The optimization of a traditional technique of cellular disruption by abrasion was carried out and a process using ultrasonic waves associated with glass pearls to extract b-galactosidase from Kluyveromyces marxianus proposed. In the first case, the effects of the diameter and weight of the pearls in relation to the volume of cellular suspension and amount of time for cellular disruption were evaluated. The efficiency of the new process of cellular disruption was evaluated by varying the length of time of sonification and comparing with the method of abrasion under the same conditions. The proposed method can be efficiently applied to obtain b-galactosidase at laboratory scale.

Optimization of glucoamylase production by Aspergillus niger in solid-state fermentation.

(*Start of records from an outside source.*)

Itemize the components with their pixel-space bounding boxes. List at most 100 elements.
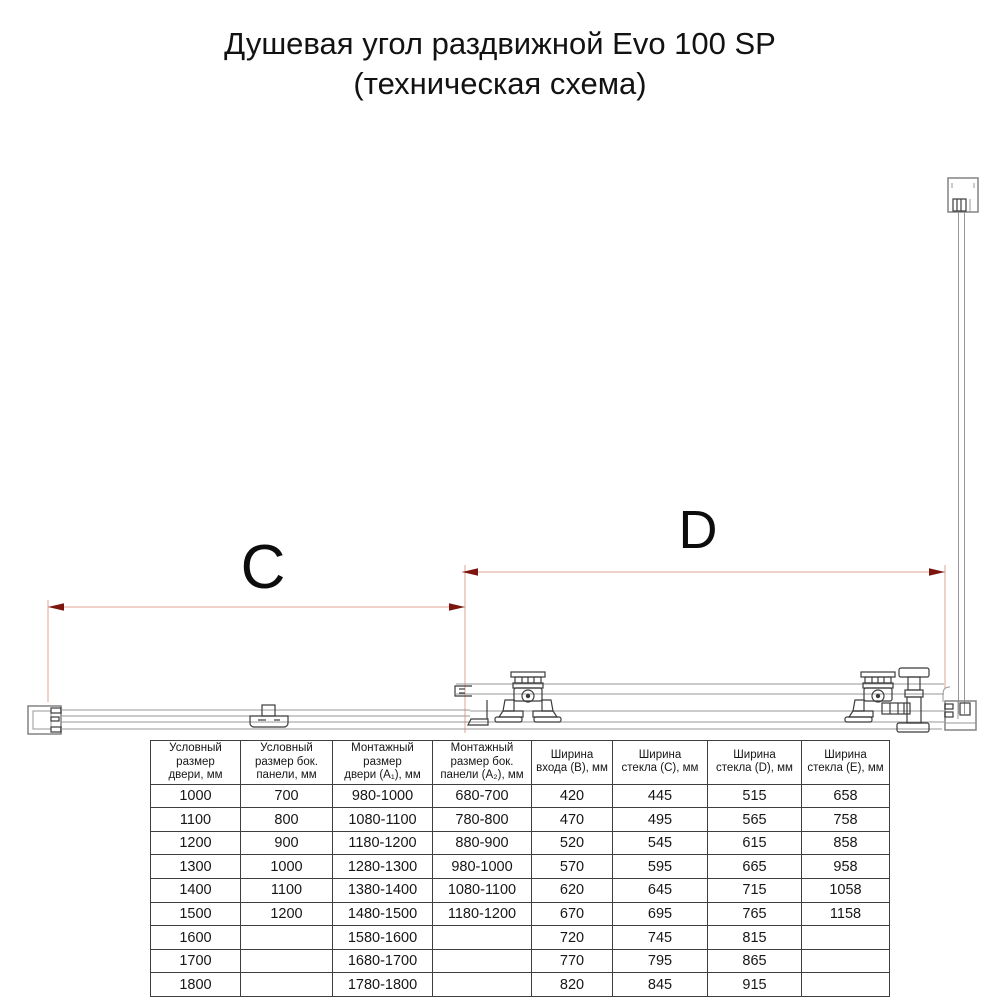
table-cell: 665	[707, 854, 802, 880]
dim-d-arrow-left	[462, 568, 478, 576]
table-cell: 1500	[150, 901, 241, 927]
table-cell: 1080-1100	[332, 807, 433, 832]
table-row: 1200 900 1180-1200 880-900 520 545 615 858	[150, 830, 890, 856]
table-cell: 1300	[150, 854, 241, 880]
table-cell: 745	[612, 925, 708, 950]
table-cell: 715	[707, 878, 802, 903]
table-body: 1000 700 980-1000 680-700 420 445 515 658 1100 80…	[150, 783, 890, 998]
table-cell: 545	[612, 830, 708, 856]
table-row: 1400 1100 1380-1400 1080-1100 620 645 715 1058	[150, 878, 890, 903]
table-cell: 980-1000	[332, 783, 433, 809]
column-header: Ширина стекла (C), мм	[612, 740, 708, 785]
table-cell	[432, 972, 532, 998]
column-header: Ширина стекла (D), мм	[707, 740, 802, 785]
column-header: Ширина стекла (E), мм	[801, 740, 890, 785]
table-cell: 980-1000	[432, 854, 532, 880]
door-track	[456, 683, 944, 695]
dim-d-arrow-right	[929, 568, 945, 576]
dimension-label-c: C	[240, 533, 286, 602]
column-header: Монтажный размер двери (А₁), мм	[332, 740, 433, 785]
table-cell: 1158	[801, 901, 890, 927]
table-cell: 495	[612, 807, 708, 832]
dim-c-arrow-left	[48, 603, 64, 611]
top-wall-profile	[947, 177, 979, 213]
table-cell: 700	[240, 783, 333, 809]
table-cell	[801, 972, 890, 998]
adjustable-support	[881, 667, 930, 733]
table-cell: 615	[707, 830, 802, 856]
left-wall-profile	[27, 705, 62, 735]
table-cell: 695	[612, 901, 708, 927]
table-cell: 1480-1500	[332, 901, 433, 927]
table-cell: 1580-1600	[332, 925, 433, 950]
panel-end-bracket	[467, 700, 489, 726]
table-cell: 680-700	[432, 783, 532, 809]
table-cell: 1600	[150, 925, 241, 950]
table-cell: 1700	[150, 948, 241, 974]
table-row: 1700 1680-1700 770 795 865	[150, 948, 890, 974]
table-cell	[240, 948, 333, 974]
table-cell: 645	[612, 878, 708, 903]
table-cell: 915	[707, 972, 802, 998]
column-header: Ширина входа (B), мм	[531, 740, 613, 785]
column-header: Условный размер двери, мм	[150, 740, 241, 785]
table-cell: 1100	[240, 878, 333, 903]
track-end-cap	[454, 685, 472, 697]
table-cell: 1058	[801, 878, 890, 903]
page-title-line2: (техническая схема)	[353, 66, 647, 101]
table-cell	[801, 925, 890, 950]
dimensions-table: Условный размер двери, мм Условный размер бо…	[150, 740, 890, 998]
vertical-glass-panel	[958, 212, 965, 714]
table-cell: 795	[612, 948, 708, 974]
table-cell: 420	[531, 783, 613, 809]
table-cell: 1200	[240, 901, 333, 927]
table-cell: 880-900	[432, 830, 532, 856]
table-cell	[801, 948, 890, 974]
column-header: Условный размер бок. панели, мм	[240, 740, 333, 785]
table-cell: 1680-1700	[332, 948, 433, 974]
table-cell: 1180-1200	[432, 901, 532, 927]
table-cell: 570	[531, 854, 613, 880]
table-cell: 900	[240, 830, 333, 856]
table-cell: 470	[531, 807, 613, 832]
table-cell: 958	[801, 854, 890, 880]
technical-drawing	[27, 177, 979, 735]
dimension-label-d: D	[678, 500, 718, 560]
table-cell: 1000	[240, 854, 333, 880]
table-cell: 815	[707, 925, 802, 950]
table-cell: 765	[707, 901, 802, 927]
page-title-line1: Душевая угол раздвижной Evo 100 SP	[224, 26, 776, 61]
table-row: 1800 1780-1800 820 845 915	[150, 972, 890, 998]
table-cell: 1280-1300	[332, 854, 433, 880]
dimension-lines	[47, 565, 946, 733]
table-cell: 865	[707, 948, 802, 974]
table-cell: 858	[801, 830, 890, 856]
page-title: Душевая угол раздвижной Evo 100 SP (техн…	[0, 24, 1000, 104]
table-cell: 520	[531, 830, 613, 856]
table-cell: 565	[707, 807, 802, 832]
table-cell: 758	[801, 807, 890, 832]
table-row: 1100 800 1080-1100 780-800 470 495 565 758	[150, 807, 890, 832]
roller-carriage-right	[844, 671, 896, 723]
table-cell: 845	[612, 972, 708, 998]
table-cell: 1200	[150, 830, 241, 856]
table-cell: 770	[531, 948, 613, 974]
table-cell: 1380-1400	[332, 878, 433, 903]
dim-c-arrow-right	[449, 603, 465, 611]
table-cell: 1100	[150, 807, 241, 832]
table-cell: 1400	[150, 878, 241, 903]
corner-profile	[942, 686, 977, 731]
table-cell: 445	[612, 783, 708, 809]
table-cell	[432, 948, 532, 974]
table-cell	[240, 925, 333, 950]
table-cell: 800	[240, 807, 333, 832]
table-cell: 820	[531, 972, 613, 998]
table-cell: 658	[801, 783, 890, 809]
table-cell: 1800	[150, 972, 241, 998]
glass-holder-bracket	[249, 704, 289, 728]
table-cell: 1780-1800	[332, 972, 433, 998]
table-cell: 620	[531, 878, 613, 903]
column-header: Монтажный размер бок. панели (А₂), мм	[432, 740, 532, 785]
table-cell	[240, 972, 333, 998]
table-cell: 780-800	[432, 807, 532, 832]
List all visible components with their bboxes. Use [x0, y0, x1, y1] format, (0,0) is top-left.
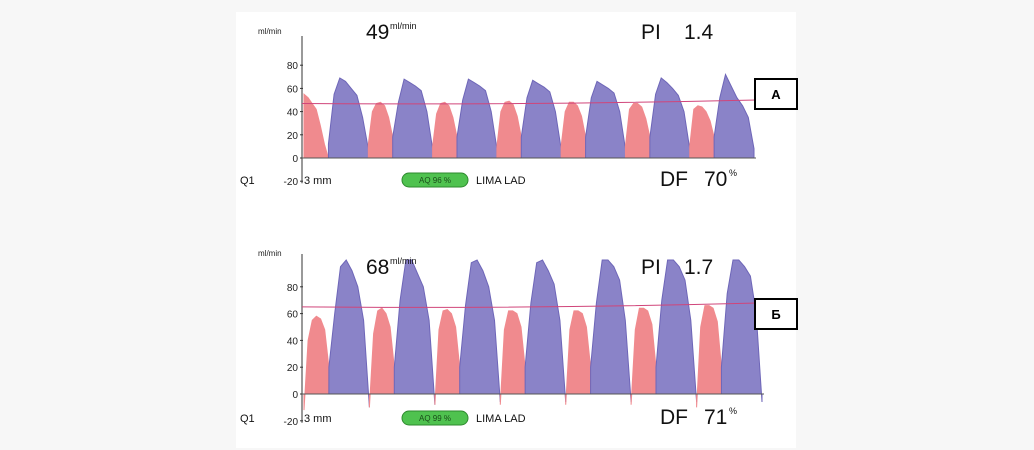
- probe-size-label: 3 mm: [304, 175, 332, 187]
- df-unit: %: [729, 406, 737, 416]
- signal-quality-badge: [401, 410, 469, 426]
- y-tick-label: 40: [287, 108, 299, 119]
- y-tick-label: 60: [287, 310, 299, 321]
- signal-quality-text: AQ 96 %: [419, 176, 451, 185]
- mean-flow-unit: ml/min: [390, 256, 417, 266]
- diastolic-area: [696, 305, 722, 408]
- y-tick-label: 0: [292, 390, 298, 401]
- df-label: DF: [660, 406, 688, 429]
- vessel-label: LIMA LAD: [476, 175, 526, 187]
- pi-label: PI: [641, 256, 661, 279]
- y-tick-label: -20: [284, 177, 299, 188]
- mean-flow-value: 49: [366, 21, 389, 44]
- y-tick-label: 80: [287, 283, 299, 294]
- mean-flow-line: [301, 302, 765, 308]
- diastolic-area: [560, 101, 587, 159]
- df-label: DF: [660, 168, 688, 191]
- systolic-area: [655, 259, 698, 403]
- mean-flow-unit: ml/min: [390, 21, 417, 31]
- diastolic-area: [368, 307, 395, 408]
- panel-label-b: Б: [754, 298, 798, 330]
- diastolic-area: [624, 103, 651, 159]
- y-tick-label: -20: [284, 417, 299, 428]
- diastolic-area: [303, 315, 330, 411]
- mean-flow-line: [301, 99, 757, 105]
- diastolic-area: [434, 309, 461, 405]
- diastolic-area: [630, 307, 657, 405]
- df-unit: %: [729, 168, 737, 178]
- probe-size-label: 3 mm: [304, 413, 332, 425]
- diastolic-area: [565, 310, 592, 405]
- systolic-area: [392, 78, 434, 159]
- y-tick-label: 20: [287, 131, 299, 142]
- y-tick-label: 20: [287, 363, 299, 374]
- y-axis-unit-label: ml/min: [258, 27, 282, 36]
- systolic-area: [585, 80, 626, 159]
- systolic-area: [713, 73, 755, 159]
- y-tick-label: 80: [287, 61, 299, 72]
- channel-label: Q1: [240, 413, 255, 425]
- signal-quality-text: AQ 99 %: [419, 414, 451, 423]
- y-axis-unit-label: ml/min: [258, 249, 282, 258]
- diastolic-area: [689, 105, 715, 159]
- systolic-area: [590, 259, 632, 403]
- pi-value: 1.7: [684, 256, 713, 279]
- vessel-label: LIMA LAD: [476, 413, 526, 425]
- systolic-area: [393, 259, 436, 405]
- systolic-area: [459, 259, 501, 403]
- systolic-area: [456, 78, 498, 159]
- systolic-area: [524, 259, 567, 403]
- systolic-area: [720, 259, 763, 403]
- systolic-area: [327, 77, 369, 159]
- flowmetry-figure: ml/min 80 60 40 20 0 -20 49 ml/min PI 1.4 Q1 3 mm AQ …: [236, 12, 798, 448]
- systolic-area: [520, 79, 562, 159]
- channel-label: Q1: [240, 175, 255, 187]
- systolic-area: [328, 259, 370, 408]
- diastolic-area: [367, 101, 394, 159]
- df-value: 70: [704, 168, 727, 191]
- diastolic-area: [432, 101, 458, 159]
- signal-quality-badge: [401, 172, 469, 188]
- mean-flow-value: 68: [366, 256, 389, 279]
- y-tick-label: 40: [287, 336, 299, 347]
- pi-label: PI: [641, 21, 661, 44]
- diastolic-area: [499, 310, 526, 405]
- panel-label-a: А: [754, 78, 798, 110]
- y-tick-label: 0: [292, 154, 298, 165]
- systolic-area: [649, 77, 691, 159]
- pi-value: 1.4: [684, 21, 714, 44]
- df-value: 71: [704, 406, 727, 429]
- diastolic-area: [496, 100, 522, 159]
- y-tick-label: 60: [287, 84, 299, 95]
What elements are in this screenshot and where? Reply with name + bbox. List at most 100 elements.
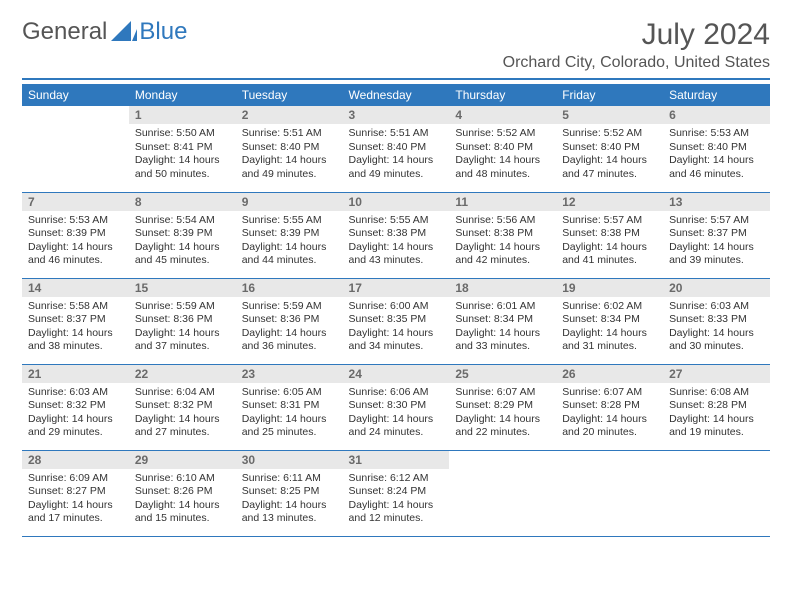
day-number: 15: [129, 279, 236, 297]
calendar-body: 1Sunrise: 5:50 AMSunset: 8:41 PMDaylight…: [22, 106, 770, 536]
day-sunrise: Sunrise: 5:50 AM: [135, 127, 230, 141]
day-number: 5: [556, 106, 663, 124]
calendar-week: 28Sunrise: 6:09 AMSunset: 8:27 PMDayligh…: [22, 450, 770, 536]
day-body: Sunrise: 5:50 AMSunset: 8:41 PMDaylight:…: [129, 124, 236, 186]
day-body: Sunrise: 6:08 AMSunset: 8:28 PMDaylight:…: [663, 383, 770, 445]
day-daylight1: Daylight: 14 hours: [669, 327, 764, 341]
day-daylight1: Daylight: 14 hours: [349, 499, 444, 513]
day-sunrise: Sunrise: 6:03 AM: [28, 386, 123, 400]
day-body: Sunrise: 6:03 AMSunset: 8:32 PMDaylight:…: [22, 383, 129, 445]
day-sunrise: Sunrise: 6:10 AM: [135, 472, 230, 486]
day-sunset: Sunset: 8:26 PM: [135, 485, 230, 499]
day-sunset: Sunset: 8:39 PM: [28, 227, 123, 241]
calendar-cell: 3Sunrise: 5:51 AMSunset: 8:40 PMDaylight…: [343, 106, 450, 192]
day-number: 29: [129, 451, 236, 469]
day-sunrise: Sunrise: 6:07 AM: [455, 386, 550, 400]
logo: General Blue: [22, 18, 187, 46]
day-number: 11: [449, 193, 556, 211]
calendar-cell: 27Sunrise: 6:08 AMSunset: 8:28 PMDayligh…: [663, 364, 770, 450]
day-sunset: Sunset: 8:34 PM: [455, 313, 550, 327]
day-sunrise: Sunrise: 5:55 AM: [349, 214, 444, 228]
day-daylight2: and 49 minutes.: [349, 168, 444, 182]
day-daylight2: and 39 minutes.: [669, 254, 764, 268]
calendar-cell: 17Sunrise: 6:00 AMSunset: 8:35 PMDayligh…: [343, 278, 450, 364]
day-sunrise: Sunrise: 5:57 AM: [669, 214, 764, 228]
calendar-cell: 9Sunrise: 5:55 AMSunset: 8:39 PMDaylight…: [236, 192, 343, 278]
day-body: Sunrise: 5:59 AMSunset: 8:36 PMDaylight:…: [236, 297, 343, 359]
day-sunrise: Sunrise: 5:59 AM: [135, 300, 230, 314]
day-number: 8: [129, 193, 236, 211]
day-sunrise: Sunrise: 6:05 AM: [242, 386, 337, 400]
day-sunset: Sunset: 8:27 PM: [28, 485, 123, 499]
day-number: 2: [236, 106, 343, 124]
day-number: 4: [449, 106, 556, 124]
day-number: 12: [556, 193, 663, 211]
day-number: 16: [236, 279, 343, 297]
day-daylight2: and 29 minutes.: [28, 426, 123, 440]
day-number: 18: [449, 279, 556, 297]
top-rule: [22, 78, 770, 80]
day-sunset: Sunset: 8:39 PM: [242, 227, 337, 241]
day-sunset: Sunset: 8:28 PM: [562, 399, 657, 413]
day-sunset: Sunset: 8:32 PM: [28, 399, 123, 413]
day-sunrise: Sunrise: 6:02 AM: [562, 300, 657, 314]
day-sunrise: Sunrise: 6:04 AM: [135, 386, 230, 400]
day-sunset: Sunset: 8:35 PM: [349, 313, 444, 327]
calendar-cell: 7Sunrise: 5:53 AMSunset: 8:39 PMDaylight…: [22, 192, 129, 278]
day-daylight2: and 36 minutes.: [242, 340, 337, 354]
day-sunrise: Sunrise: 5:53 AM: [669, 127, 764, 141]
location: Orchard City, Colorado, United States: [503, 54, 770, 72]
day-sunset: Sunset: 8:39 PM: [135, 227, 230, 241]
day-daylight2: and 45 minutes.: [135, 254, 230, 268]
day-sunset: Sunset: 8:28 PM: [669, 399, 764, 413]
day-daylight2: and 33 minutes.: [455, 340, 550, 354]
day-body: Sunrise: 6:04 AMSunset: 8:32 PMDaylight:…: [129, 383, 236, 445]
calendar-table: SundayMondayTuesdayWednesdayThursdayFrid…: [22, 84, 770, 537]
day-sunrise: Sunrise: 5:52 AM: [455, 127, 550, 141]
calendar-week: 7Sunrise: 5:53 AMSunset: 8:39 PMDaylight…: [22, 192, 770, 278]
calendar-cell: 23Sunrise: 6:05 AMSunset: 8:31 PMDayligh…: [236, 364, 343, 450]
day-sunset: Sunset: 8:38 PM: [349, 227, 444, 241]
day-daylight2: and 43 minutes.: [349, 254, 444, 268]
day-sunrise: Sunrise: 6:12 AM: [349, 472, 444, 486]
day-body: Sunrise: 6:02 AMSunset: 8:34 PMDaylight:…: [556, 297, 663, 359]
day-body: Sunrise: 6:06 AMSunset: 8:30 PMDaylight:…: [343, 383, 450, 445]
weekday-header: Sunday: [22, 84, 129, 106]
calendar-cell: [663, 450, 770, 536]
calendar-cell: 4Sunrise: 5:52 AMSunset: 8:40 PMDaylight…: [449, 106, 556, 192]
day-daylight2: and 49 minutes.: [242, 168, 337, 182]
day-sunset: Sunset: 8:38 PM: [562, 227, 657, 241]
weekday-header: Friday: [556, 84, 663, 106]
day-number: 17: [343, 279, 450, 297]
calendar-cell: 12Sunrise: 5:57 AMSunset: 8:38 PMDayligh…: [556, 192, 663, 278]
day-daylight1: Daylight: 14 hours: [455, 154, 550, 168]
logo-text-blue: Blue: [139, 18, 187, 46]
day-daylight2: and 46 minutes.: [669, 168, 764, 182]
day-daylight2: and 27 minutes.: [135, 426, 230, 440]
logo-sail-icon: [111, 19, 137, 46]
day-body: Sunrise: 5:53 AMSunset: 8:39 PMDaylight:…: [22, 211, 129, 273]
day-daylight1: Daylight: 14 hours: [135, 499, 230, 513]
day-sunrise: Sunrise: 6:08 AM: [669, 386, 764, 400]
day-daylight1: Daylight: 14 hours: [349, 241, 444, 255]
day-daylight1: Daylight: 14 hours: [349, 327, 444, 341]
day-body: Sunrise: 5:52 AMSunset: 8:40 PMDaylight:…: [449, 124, 556, 186]
day-daylight1: Daylight: 14 hours: [455, 413, 550, 427]
calendar-cell: [449, 450, 556, 536]
day-daylight1: Daylight: 14 hours: [135, 413, 230, 427]
day-body: Sunrise: 6:07 AMSunset: 8:29 PMDaylight:…: [449, 383, 556, 445]
day-sunrise: Sunrise: 6:07 AM: [562, 386, 657, 400]
day-sunset: Sunset: 8:33 PM: [669, 313, 764, 327]
day-number: 19: [556, 279, 663, 297]
day-daylight1: Daylight: 14 hours: [135, 241, 230, 255]
day-daylight1: Daylight: 14 hours: [562, 241, 657, 255]
day-sunrise: Sunrise: 5:54 AM: [135, 214, 230, 228]
day-number: 25: [449, 365, 556, 383]
day-daylight1: Daylight: 14 hours: [242, 499, 337, 513]
day-body: Sunrise: 5:51 AMSunset: 8:40 PMDaylight:…: [236, 124, 343, 186]
day-daylight2: and 15 minutes.: [135, 512, 230, 526]
day-number: 28: [22, 451, 129, 469]
day-body: Sunrise: 5:54 AMSunset: 8:39 PMDaylight:…: [129, 211, 236, 273]
day-daylight2: and 37 minutes.: [135, 340, 230, 354]
day-sunset: Sunset: 8:30 PM: [349, 399, 444, 413]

Glucoamylase production by Aspergillus niger in solid-state fermentation was optimized using factorial design and response surface techniques. The variables evaluated were pH and bed thickness in tray, having as response enzyme production and productivity. The bed thickness in tray was the most significant variable for both responses. The highest values for glucoamylase production occurred using pH 4.5 and bed thickness in the inferior limits at 2.0–4.2 cm. For productivity, the optimal conditions were at pH 4.5 as well and bed thickness from 4.4 to 7.5 cm. The optimal conditions for glucoamylase production while obtaining high activity without loss of productivity were pH 4.5 and bed thickness in tray from 4.0 to 4.5 cm, which resulted in an enzyme production of 695 U/g and productivity of 5791 U/h.